I sucked snot from my baby’s nose today. Through my mouth. I was disgusted, but when you’re suddenly afraid that a little congestion could mean the end of your baby, you do what you have to do.
Oliver and I snuggled quietly for the first full hour after he came out.
Three weeks ago, we were in the children’s hospital waiting anxiously to hear the results of our five-week-old’s MRI. He had been having tiny seizures every so often since birth, but they had suddenly jumped in quantity. We were dreading the announcement that our baby would have epilepsy, which seemed like such a worst case scenario at the time. Instead, the neurologist came back with a word that even my dad, a family practice physician with 30 years’ experience, had not heard of – lissencephaly. It’s so rare that this program is telling me it’s a misspelled word. Even WordPress hasn’t heard of it. And suddenly, we really, really wished our baby had epilepsy.
Newborn portrait session
What we learned over the next hour of research (of which there is startlingly little on the entire interwebs) is that our little boy’s brain did not develop in the womb. Only two sections came out correctly and the rest remained smooth, rather than developing the typical grooves and folds in a normal brain. This is a developmental “mistake” that can happen in 1 in 85,000 to 100,000 babies. Yea us. Oliver will always have seizures, which may not be controllable someday, and he will likely not develop mentally past the capacity of an infant.
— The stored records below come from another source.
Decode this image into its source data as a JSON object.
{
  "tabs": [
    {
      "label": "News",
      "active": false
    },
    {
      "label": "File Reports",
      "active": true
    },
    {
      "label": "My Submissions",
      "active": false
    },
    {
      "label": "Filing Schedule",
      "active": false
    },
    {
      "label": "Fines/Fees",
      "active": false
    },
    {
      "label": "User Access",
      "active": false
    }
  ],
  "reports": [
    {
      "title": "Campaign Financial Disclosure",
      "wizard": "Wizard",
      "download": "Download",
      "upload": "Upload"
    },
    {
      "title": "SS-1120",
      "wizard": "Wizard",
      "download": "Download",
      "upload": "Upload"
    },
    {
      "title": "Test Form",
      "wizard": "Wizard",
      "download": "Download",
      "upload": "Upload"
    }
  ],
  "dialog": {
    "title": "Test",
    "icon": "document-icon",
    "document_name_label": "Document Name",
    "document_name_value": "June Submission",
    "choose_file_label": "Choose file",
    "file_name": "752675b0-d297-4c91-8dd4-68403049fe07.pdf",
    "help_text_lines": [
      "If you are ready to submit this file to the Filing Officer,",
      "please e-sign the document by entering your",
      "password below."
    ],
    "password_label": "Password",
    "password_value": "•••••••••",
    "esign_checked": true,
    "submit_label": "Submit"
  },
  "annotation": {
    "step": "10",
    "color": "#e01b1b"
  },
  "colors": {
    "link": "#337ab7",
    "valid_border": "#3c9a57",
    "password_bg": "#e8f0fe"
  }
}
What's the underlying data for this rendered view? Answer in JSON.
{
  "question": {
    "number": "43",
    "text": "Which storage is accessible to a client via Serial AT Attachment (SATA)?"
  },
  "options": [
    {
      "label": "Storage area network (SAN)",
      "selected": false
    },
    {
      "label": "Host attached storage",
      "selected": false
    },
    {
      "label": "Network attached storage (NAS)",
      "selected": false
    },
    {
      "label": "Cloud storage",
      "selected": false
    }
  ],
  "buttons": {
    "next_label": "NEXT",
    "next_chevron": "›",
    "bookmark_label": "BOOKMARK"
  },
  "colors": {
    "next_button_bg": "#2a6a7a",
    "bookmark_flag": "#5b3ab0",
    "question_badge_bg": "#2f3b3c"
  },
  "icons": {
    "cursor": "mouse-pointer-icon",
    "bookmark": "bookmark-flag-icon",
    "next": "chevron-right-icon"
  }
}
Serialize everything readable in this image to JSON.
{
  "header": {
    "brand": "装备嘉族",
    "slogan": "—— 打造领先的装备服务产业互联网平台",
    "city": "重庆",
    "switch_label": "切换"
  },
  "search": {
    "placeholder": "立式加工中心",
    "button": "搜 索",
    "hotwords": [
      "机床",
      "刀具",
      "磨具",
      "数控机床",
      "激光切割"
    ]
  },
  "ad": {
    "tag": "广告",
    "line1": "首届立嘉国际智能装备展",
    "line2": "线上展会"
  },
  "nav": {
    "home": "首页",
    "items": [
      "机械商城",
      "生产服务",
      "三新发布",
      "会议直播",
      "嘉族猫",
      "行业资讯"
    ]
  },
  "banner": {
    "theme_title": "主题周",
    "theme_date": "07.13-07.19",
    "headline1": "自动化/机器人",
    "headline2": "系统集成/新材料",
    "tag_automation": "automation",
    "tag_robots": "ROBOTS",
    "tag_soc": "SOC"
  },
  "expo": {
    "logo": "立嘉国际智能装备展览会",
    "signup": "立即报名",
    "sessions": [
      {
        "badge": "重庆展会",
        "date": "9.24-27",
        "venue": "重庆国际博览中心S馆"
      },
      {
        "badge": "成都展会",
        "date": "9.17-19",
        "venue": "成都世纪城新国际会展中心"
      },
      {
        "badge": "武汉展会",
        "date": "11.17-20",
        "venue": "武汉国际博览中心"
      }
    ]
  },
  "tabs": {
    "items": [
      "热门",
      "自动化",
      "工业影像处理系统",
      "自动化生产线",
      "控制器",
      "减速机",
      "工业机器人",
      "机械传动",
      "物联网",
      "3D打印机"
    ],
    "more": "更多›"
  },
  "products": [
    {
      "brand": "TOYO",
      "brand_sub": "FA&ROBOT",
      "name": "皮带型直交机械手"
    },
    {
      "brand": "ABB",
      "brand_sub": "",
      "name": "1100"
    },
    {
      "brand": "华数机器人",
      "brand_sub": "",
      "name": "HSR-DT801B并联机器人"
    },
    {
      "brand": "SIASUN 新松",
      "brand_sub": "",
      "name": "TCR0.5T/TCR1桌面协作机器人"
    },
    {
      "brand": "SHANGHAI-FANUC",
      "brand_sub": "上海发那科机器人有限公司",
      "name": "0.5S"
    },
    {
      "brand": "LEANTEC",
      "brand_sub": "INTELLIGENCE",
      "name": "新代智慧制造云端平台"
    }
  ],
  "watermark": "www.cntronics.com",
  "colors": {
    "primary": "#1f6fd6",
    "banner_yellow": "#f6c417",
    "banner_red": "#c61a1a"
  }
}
We felt like the doctor told us to go home, preorder his wheelchair and cancel all our appointments for the rest of our lives. We cried a lot. A LOT. Our daughter, Margot, is a healthy, bouncy, snarky, going-to-be-6-ft-tall three-year-old. She’s advanced for her age. Her intellect and humor already blows us away. How could this happen?
Margot has still not stopped petting her brother’s head every couple of minutes.
After three weeks and 500 conversations on the nature of God and this crappy, crappy world we live in, I’ve come to one conclusion: this is our boy. He is beautiful and he is a miracle. And the beautiful thing is, we’re given opportunity to see every tiny accomplishment he has as exactly that – a miracle. We let it slip by so simply with normal children. We check things off our milestone “to do” list. “Head up, check. Tracking, check.” With Ollie, I’m searching, waiting for the tiniest thing from which to draw more happiness than he’s already brought us. I’m not sure what his grand purpose will be (and there is one, people, I know it), but this one is pretty great. He will remind us of the beauty in the little things in life. He will remind us to take joy in simple gifts, real relationships, and defending the vulnerable.
I had already started planning this blog before Oliver’s diagnosis of this marathon of a condition. It was going to be an outlet for me creatively and a place where I can help my friends and others with finding ways to bring a little pretty into their lives without hurting themselves financially. And now I know that it is also a place for me to record my family’s journey in finding beauty in our home and our children (like the beauty that is sleeping more soundly because they are not choking on their own snot) and a challenge for you to do the same.
If you are here just to keep up with this personal side of our journey and design and fashion are not your bag, feel free to subscribe to the posts about Oliver and our family alone in the slider bar to the left. It will filter them out and deliver them straight to your mailbox. Otherwise, I hope that you’ll bear with me as I use this new venue to explore a little more of myself. And maybe you’ll find a little pretty along the way.